O OLHAR DOS ÍNDIOS

Por Ribamar Bessa Freire

– Atira! Atira! – lhe dizia o índio Parakanã, apontando a caça. O antropólogo Carlos Fausto, com a arma na mão, olhava na direção indicada e não via bulhufas. Só árvores.

– Ali, ali, naquele galho – suplicava em voz baixa o índio, sinalizando o alvo com o dedo.

– Onde? Onde? – perguntava o antropólogo, atônito. Via apenas uma mancha verde formada por um emaranhado de troncos, folhas, cipós, raízes, musgos, liquens, sombras, tudo da mesma cor, mas nem sinal do animal. O bicho, que para ele continuava invisível, aproveitou a hesitação e se escafedeu, sem nem ao menos declinar sua identidade ao ofuscado caçador.

Foi ali, naquele momento, que Carlos Fausto, sem disparar um tiro, acertou o que não viu, ao suspeitar que seus olhos estivessem incapacitados de ver, dentro da floresta, aquilo que os índios viam. Estávamos no final da década de 1980, ele começava seu mestrado em Antropologia Social com os índios Parakanã, orientado por Eduardo Viveiros de Castro e não era, ainda, capaz de ler a floresta.

Essa história, com riquezas de detalhes, foi contada pelo próprio Carlos Fausto, pesquisador do Programa de Pós-Graduação de Antropologia Social do Museu Nacional.
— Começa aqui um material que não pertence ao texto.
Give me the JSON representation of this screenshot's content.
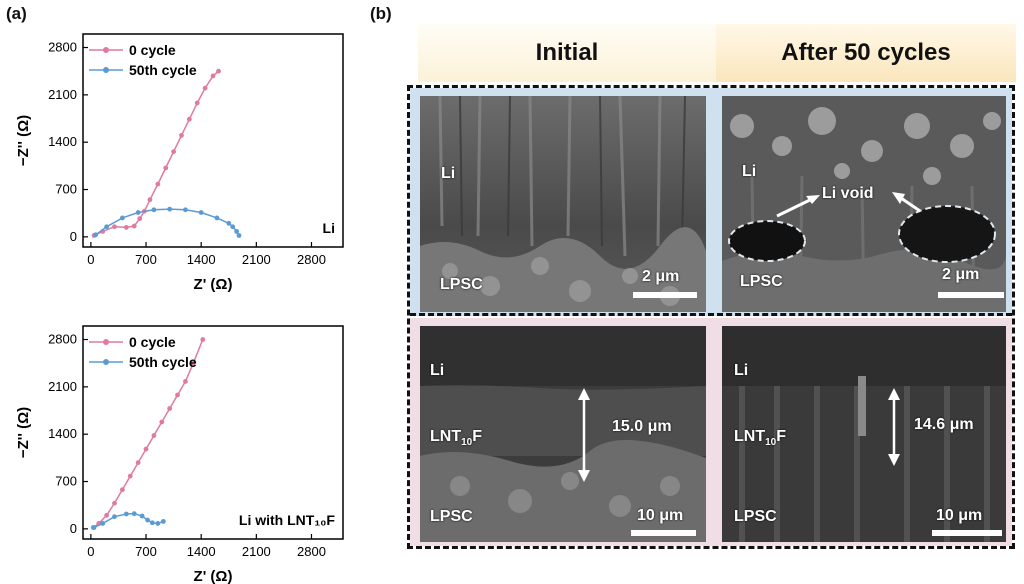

Ele lembrou o fato estimulado pela tese de Viviam Secin ‘Ortóptica, Oralidade e Letramento: a visão binocular dos indígenas Guarani Mbya da Aldeia Sapukai (RJ)’, orientada pelo linguista Luiz Antonio Gomes Senna, responsável por estudos sobre a gramática e o letramento numa perspectiva interdisciplinar e ecológica no Programa de Pós-Graduação em Educação da UERJ.

Os ceguetas

A tese da doutora Viviam Secin, que é ortoptista com mais de vinte anos de prática clínica em seu consultório no Rio de Janeiro, parte de duas situações exemplares vividas por sujeitos cuja demanda visual foi alterada por mudanças na rotina profissional ou no estilo de vida.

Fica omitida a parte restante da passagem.